The Connection Between Climate Change and Geopolitics
Successful international investing includes measuring financial risks and rewards caused by events in an affected country. Stephen Dover, Head of Franklin Templeton Investment Institute, discusses how macroeconomic and political research complemented by environmental, social and governance (ESG) research provides investors additional prisms to view a country’s financials, impacts on climate change, and geopolitical risk.
International investments offer portfolio diversification potentially from exposure to countries outside the US. Successful investing includes measuring financial risks and rewards caused by events in an affected country. Today, macroeconomic and political research, complemented by environmental, social and governance (ESG) research provide investors additional prisms to view a country’s traditional financials and impacts on climate change.
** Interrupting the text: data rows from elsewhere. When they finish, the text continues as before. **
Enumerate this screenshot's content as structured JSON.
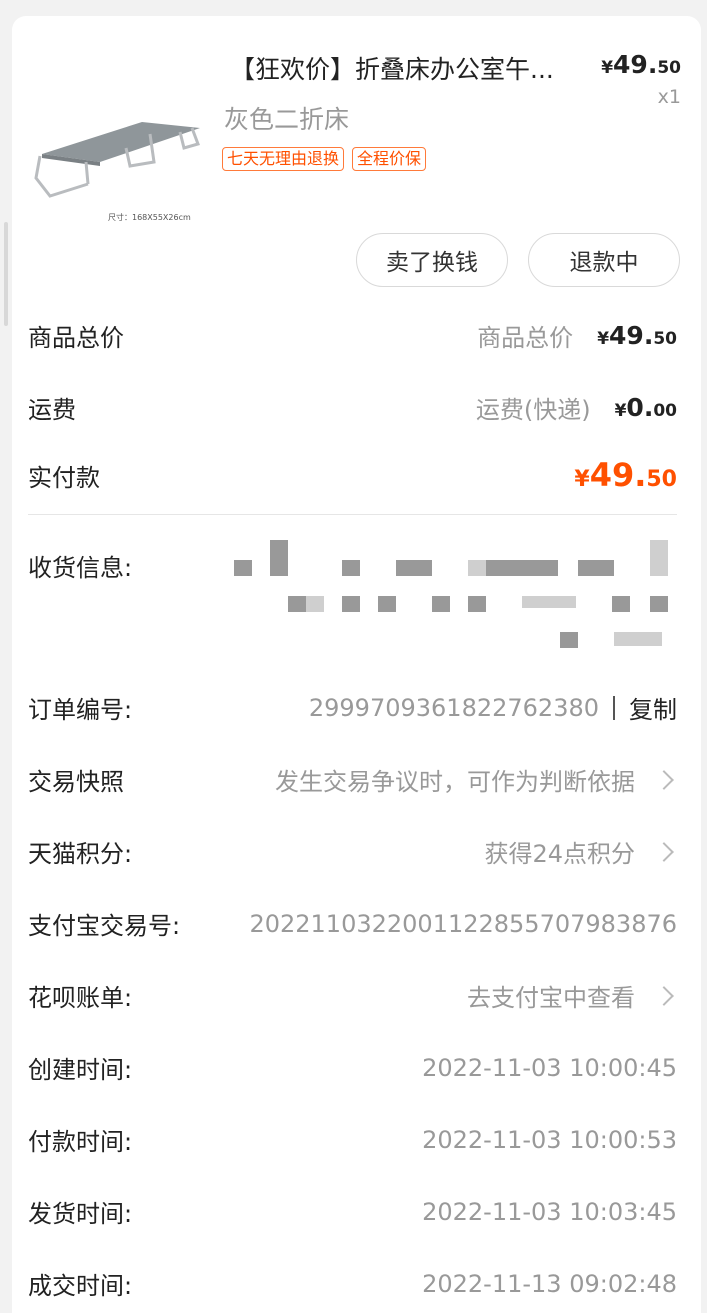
{
  "product": {
    "title": "【狂欢价】折叠床办公室午...",
    "price_yen": "¥",
    "price_int": "49.",
    "price_dec": "50",
    "quantity": "x1",
    "sku": "灰色二折床",
    "image_caption": "尺寸：168X55X26cm",
    "tags": [
      "七天无理由退换",
      "全程价保"
    ]
  },
  "actions": {
    "sell_label": "卖了换钱",
    "refund_label": "退款中"
  },
  "summary": {
    "goods_total": {
      "label": "商品总价",
      "sub": "商品总价",
      "yen": "¥",
      "int": "49.",
      "dec": "50"
    },
    "shipping": {
      "label": "运费",
      "sub": "运费(快递)",
      "yen": "¥",
      "int": "0.",
      "dec": "00"
    },
    "paid": {
      "label": "实付款",
      "yen": "¥",
      "int": "49.",
      "dec": "50",
      "color": "#ff5000"
    }
  },
  "details": {
    "shipping_info_label": "收货信息:",
    "order_no": {
      "label": "订单编号:",
      "value": "2999709361822762380",
      "copy": "复制"
    },
    "snapshot": {
      "label": "交易快照",
      "value": "发生交易争议时，可作为判断依据"
    },
    "points": {
      "label": "天猫积分:",
      "value": "获得24点积分"
    },
    "alipay_no": {
      "label": "支付宝交易号:",
      "value": "2022110322001122855707983876"
    },
    "huabei": {
      "label": "花呗账单:",
      "value": "去支付宝中查看"
    },
    "created": {
      "label": "创建时间:",
      "value": "2022-11-03 10:00:45"
    },
    "paid_time": {
      "label": "付款时间:",
      "value": "2022-11-03 10:00:53"
    },
    "shipped": {
      "label": "发货时间:",
      "value": "2022-11-03 10:03:45"
    },
    "closed": {
      "label": "成交时间:",
      "value": "2022-11-13 09:02:48"
    }
  },
  "colors": {
    "accent": "#ff5000",
    "muted": "#999999",
    "text": "#222222"
  }
}
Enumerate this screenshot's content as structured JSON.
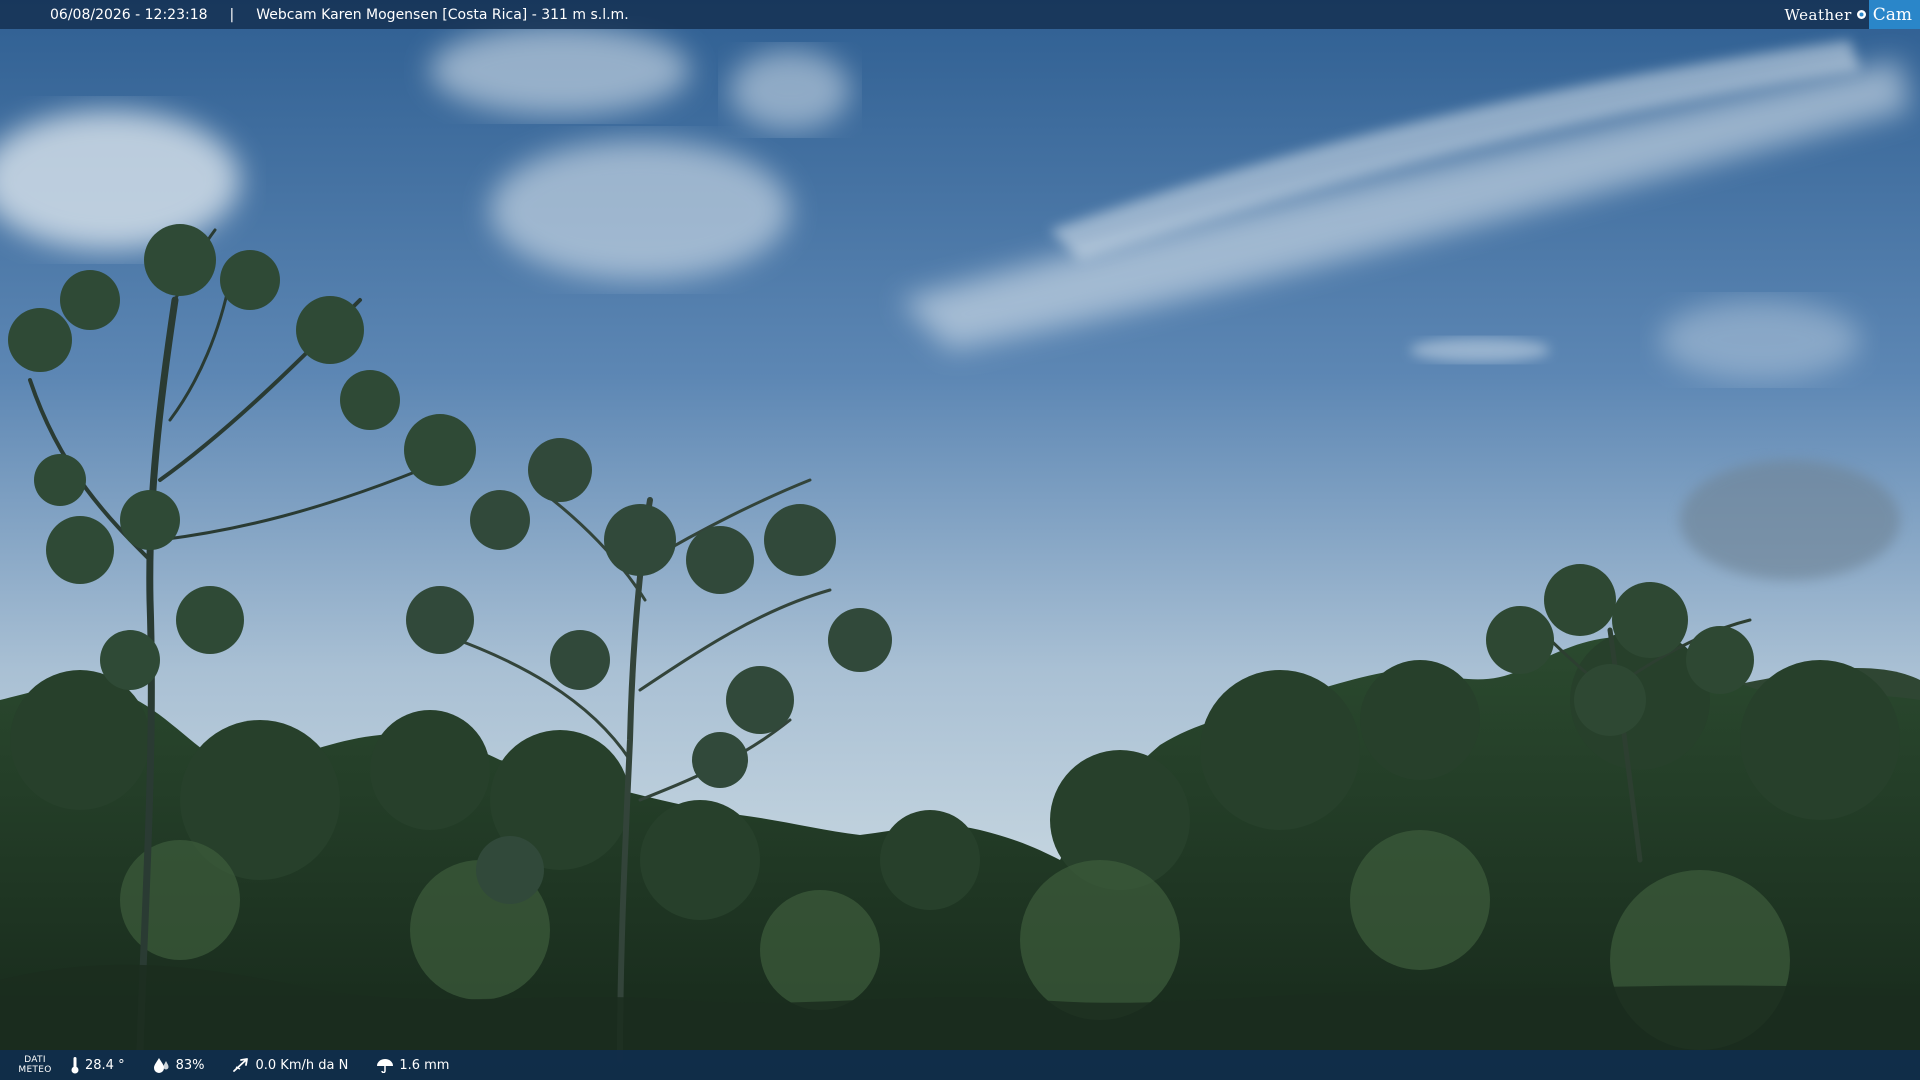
{
  "header": {
    "timestamp": "06/08/2026 - 12:23:18",
    "separator": "|",
    "title": "Webcam Karen Mogensen [Costa Rica]  - 311 m s.l.m."
  },
  "logo": {
    "weather": "Weather",
    "cam": "Cam"
  },
  "footer": {
    "dati_label_line1": "DATI",
    "dati_label_line2": "METEO",
    "temperature": "28.4 °",
    "humidity": "83%",
    "wind": "0.0 Km/h da N",
    "rain": "1.6 mm"
  },
  "colors": {
    "bar_background": "#163254",
    "logo_accent": "#2a86c9",
    "sky_top": "#2f5f92",
    "sky_horizon": "#c2d3de",
    "forest": "#233a26"
  }
}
- Climate change is a systemic risk that affects investments and cannot be hedged. The ripple effects of climate change events spread beyond cities, countries, and into neighboring countries with geographic, climate, or economic linkages.
- Most investors and lenders react by incorporating relevant signals in their risk assessment models. This may not be enough, as climate change and geopolitics are often interdependent.
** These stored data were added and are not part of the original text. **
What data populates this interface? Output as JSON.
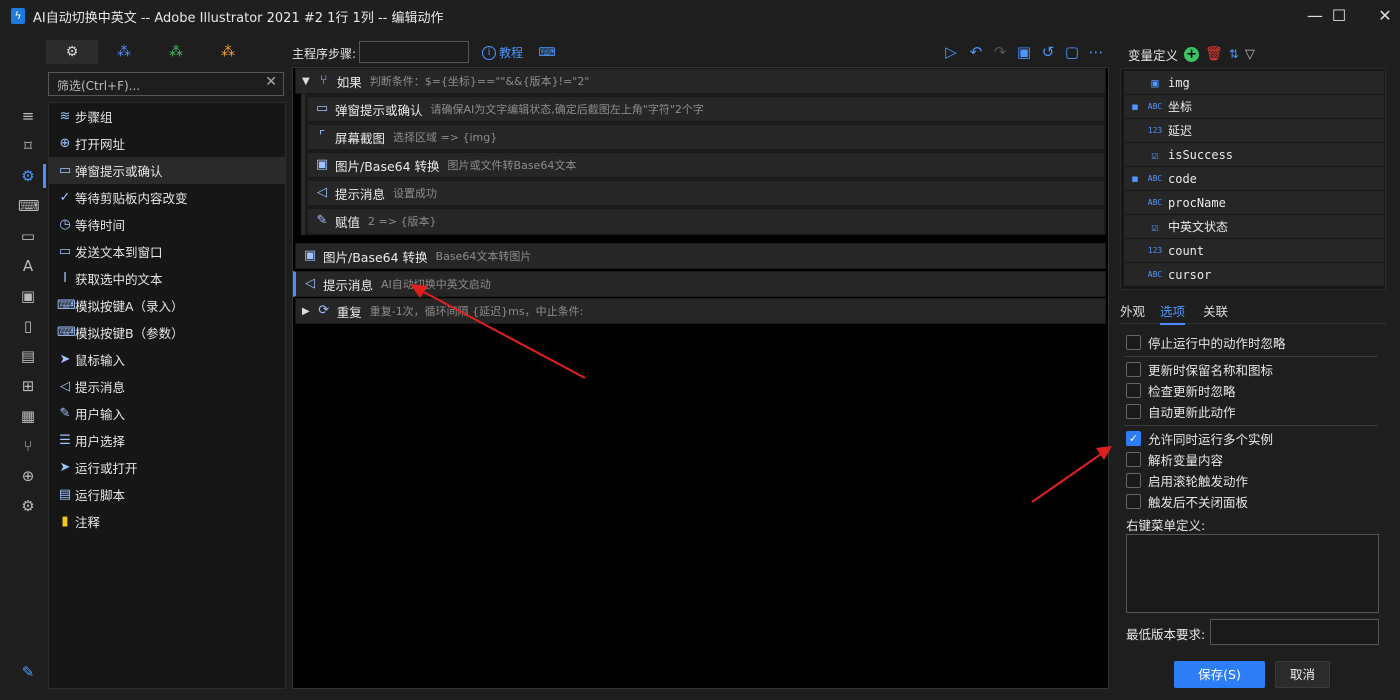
{
  "window": {
    "title": "AI自动切换中英文 -- Adobe Illustrator 2021 #2 1行 1列 -- 编辑动作",
    "app_icon": "lightning-icon",
    "minimize": "—",
    "maximize": "☐",
    "close": "✕"
  },
  "left": {
    "tabs": [
      {
        "icon": "gears-icon",
        "color": "#dddddd"
      },
      {
        "icon": "cubes-blue-icon",
        "color": "#4d8dff"
      },
      {
        "icon": "cubes-green-icon",
        "color": "#3cc463"
      },
      {
        "icon": "cubes-orange-icon",
        "color": "#f5a623"
      }
    ],
    "filter_placeholder": "筛选(Ctrl+F)...",
    "items": [
      {
        "label": "步骤组",
        "icon": "layers-icon"
      },
      {
        "label": "打开网址",
        "icon": "globe-icon"
      },
      {
        "label": "弹窗提示或确认",
        "icon": "dialog-icon"
      },
      {
        "label": "等待剪贴板内容改变",
        "icon": "clipboard-check-icon"
      },
      {
        "label": "等待时间",
        "icon": "timer-icon"
      },
      {
        "label": "发送文本到窗口",
        "icon": "message-icon"
      },
      {
        "label": "获取选中的文本",
        "icon": "text-cursor-icon"
      },
      {
        "label": "模拟按键A（录入）",
        "icon": "keyboard-icon"
      },
      {
        "label": "模拟按键B（参数）",
        "icon": "keyboard-icon"
      },
      {
        "label": "鼠标输入",
        "icon": "mouse-pointer-icon"
      },
      {
        "label": "提示消息",
        "icon": "megaphone-icon"
      },
      {
        "label": "用户输入",
        "icon": "user-input-icon"
      },
      {
        "label": "用户选择",
        "icon": "list-select-icon"
      },
      {
        "label": "运行或打开",
        "icon": "send-icon"
      },
      {
        "label": "运行脚本",
        "icon": "script-icon"
      },
      {
        "label": "注释",
        "icon": "note-icon"
      }
    ]
  },
  "rail": [
    "menu-icon",
    "bookmark-icon",
    "gear-icon",
    "keyboard-icon",
    "window-icon",
    "font-icon",
    "image-icon",
    "clipboard-icon",
    "file-icon",
    "windows-icon",
    "grid-icon",
    "branch-icon",
    "globe-icon",
    "gears-icon",
    "wrench-icon"
  ],
  "center": {
    "main_label": "主程序步骤:",
    "tutorial": "教程",
    "rows": [
      {
        "name": "如果",
        "desc": "判断条件：$={坐标}==\"\"&&{版本}!=\"2\"",
        "icon": "branch-icon"
      },
      {
        "name": "弹窗提示或确认",
        "desc": "请确保AI为文字编辑状态,确定后截图左上角\"字符\"2个字",
        "icon": "dialog-icon"
      },
      {
        "name": "屏幕截图",
        "desc": "选择区域 => {img}",
        "icon": "crop-icon"
      },
      {
        "name": "图片/Base64 转换",
        "desc": "图片或文件转Base64文本",
        "icon": "image-icon"
      },
      {
        "name": "提示消息",
        "desc": "设置成功",
        "icon": "megaphone-icon"
      },
      {
        "name": "赋值",
        "desc": "2 => {版本}",
        "icon": "edit-icon"
      },
      {
        "name": "图片/Base64 转换",
        "desc": "Base64文本转图片",
        "icon": "image-icon"
      },
      {
        "name": "提示消息",
        "desc": "AI自动切换中英文启动",
        "icon": "megaphone-icon"
      },
      {
        "name": "重复",
        "desc": "重复-1次，循环间隔 {延迟}ms，中止条件:",
        "icon": "loop-icon"
      }
    ]
  },
  "variables": {
    "title": "变量定义",
    "items": [
      {
        "name": "img",
        "type": "img",
        "lead": ""
      },
      {
        "name": "坐标",
        "type": "ABC",
        "lead": "save"
      },
      {
        "name": "延迟",
        "type": "123",
        "lead": ""
      },
      {
        "name": "isSuccess",
        "type": "bool",
        "lead": ""
      },
      {
        "name": "code",
        "type": "ABC",
        "lead": "save"
      },
      {
        "name": "procName",
        "type": "ABC",
        "lead": ""
      },
      {
        "name": "中英文状态",
        "type": "bool",
        "lead": ""
      },
      {
        "name": "count",
        "type": "123",
        "lead": ""
      },
      {
        "name": "cursor",
        "type": "ABC",
        "lead": ""
      }
    ]
  },
  "options": {
    "tabs": [
      "外观",
      "选项",
      "关联"
    ],
    "active_tab": "选项",
    "checks": [
      {
        "label": "停止运行中的动作时忽略",
        "checked": false
      },
      {
        "label": "更新时保留名称和图标",
        "checked": false
      },
      {
        "label": "检查更新时忽略",
        "checked": false
      },
      {
        "label": "自动更新此动作",
        "checked": false
      },
      {
        "label": "允许同时运行多个实例",
        "checked": true
      },
      {
        "label": "解析变量内容",
        "checked": false
      },
      {
        "label": "启用滚轮触发动作",
        "checked": false
      },
      {
        "label": "触发后不关闭面板",
        "checked": false
      }
    ],
    "context_menu_label": "右键菜单定义:",
    "min_version_label": "最低版本要求:",
    "save": "保存(S)",
    "cancel": "取消"
  },
  "colors": {
    "accent": "#2d7df6",
    "annotation": "#e02020"
  }
}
- Climate change acts as a powerful force multiplier of geopolitical risk. Accelerated by population growth and declining water resources, climate change can drive rapid and radical structural changes in affected countries’ economies and demographics.
- Specifically, water rights, access, management, climate change effects, and other water risks are drivers of geopolitical conflicts in areas where river basins lie across national borders. There is an increasing unreliability of fresh water supplies where many risks and factors coalesce, amplifying increasing water risk.
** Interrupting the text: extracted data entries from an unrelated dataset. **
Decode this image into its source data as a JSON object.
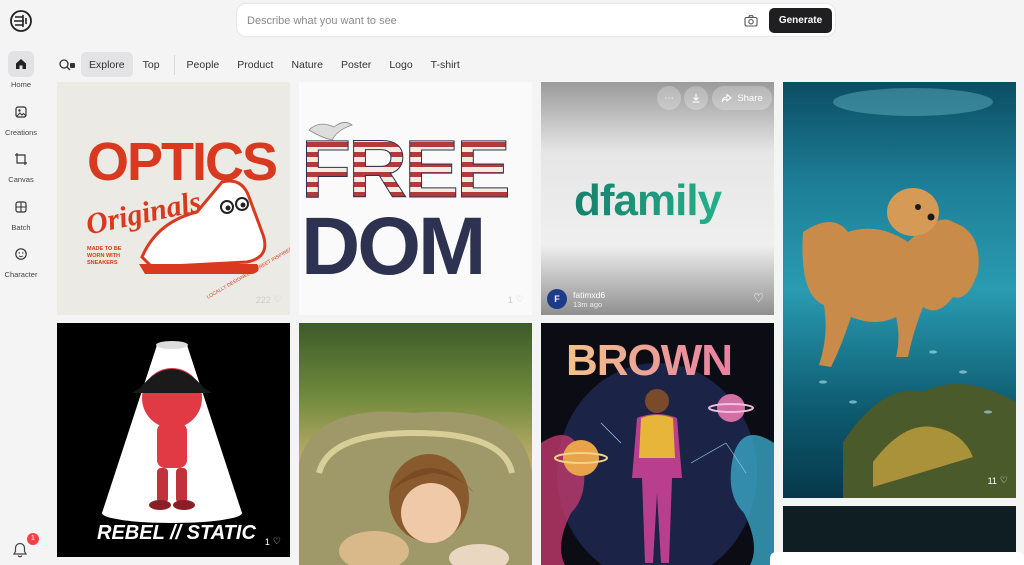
{
  "sidebar": {
    "logo": "brain-logo-icon",
    "items": [
      {
        "label": "Home",
        "icon": "home-icon",
        "active": true
      },
      {
        "label": "Creations",
        "icon": "image-icon"
      },
      {
        "label": "Canvas",
        "icon": "crop-icon"
      },
      {
        "label": "Batch",
        "icon": "grid-icon"
      },
      {
        "label": "Character",
        "icon": "face-icon"
      }
    ],
    "notifications": {
      "icon": "bell-icon",
      "count": "1"
    }
  },
  "search": {
    "placeholder": "Describe what you want to see",
    "value": "",
    "camera_icon": "camera-icon",
    "generate_label": "Generate"
  },
  "filters": {
    "search_icon": "search-lock-icon",
    "tabs": [
      "Explore",
      "Top",
      "People",
      "Product",
      "Nature",
      "Poster",
      "Logo",
      "T-shirt"
    ],
    "active": "Explore"
  },
  "gallery": {
    "optics": {
      "line1": "OPTICS",
      "line2": "Originals",
      "tag1": "MADE TO BE",
      "tag2": "WORN WITH",
      "tag3": "SNEAKERS",
      "tag4": "LOCALLY DESIGNED | STREET INSPIRED",
      "likes": "222"
    },
    "freedom": {
      "line1": "FREE",
      "line2": "DOM",
      "likes": "1"
    },
    "dfamily": {
      "brand": "dfamily",
      "share_label": "Share",
      "author": "fatimxd6",
      "author_initial": "F",
      "time": "13m ago"
    },
    "dog": {
      "likes": "11"
    },
    "rebel": {
      "text": "REBEL // STATIC",
      "likes": "1"
    },
    "brown": {
      "title": "BROWN"
    }
  },
  "colors": {
    "accent": "#1f1f22",
    "badge": "#ef4444",
    "optics_red": "#d9391f",
    "dfamily_green": "#17806b"
  }
}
- Two of the three most exposed river basins in the world are in India—the Indus River and the Ganges-Brahmaputra River. They are experiencing population growth, disrupted weather patterns, and increasing pressure on water resources, threatening the sustainability of agricultural yields and potential social unrest. These factors combine to drive existing geopolitical tensions with neighboring countries higher.
- The Danube River crosses nine European Union (EU) member countries and five non-members. Tensions exist between EU members and non-members on a variety of issues, including economic aid and potential accession to EU membership.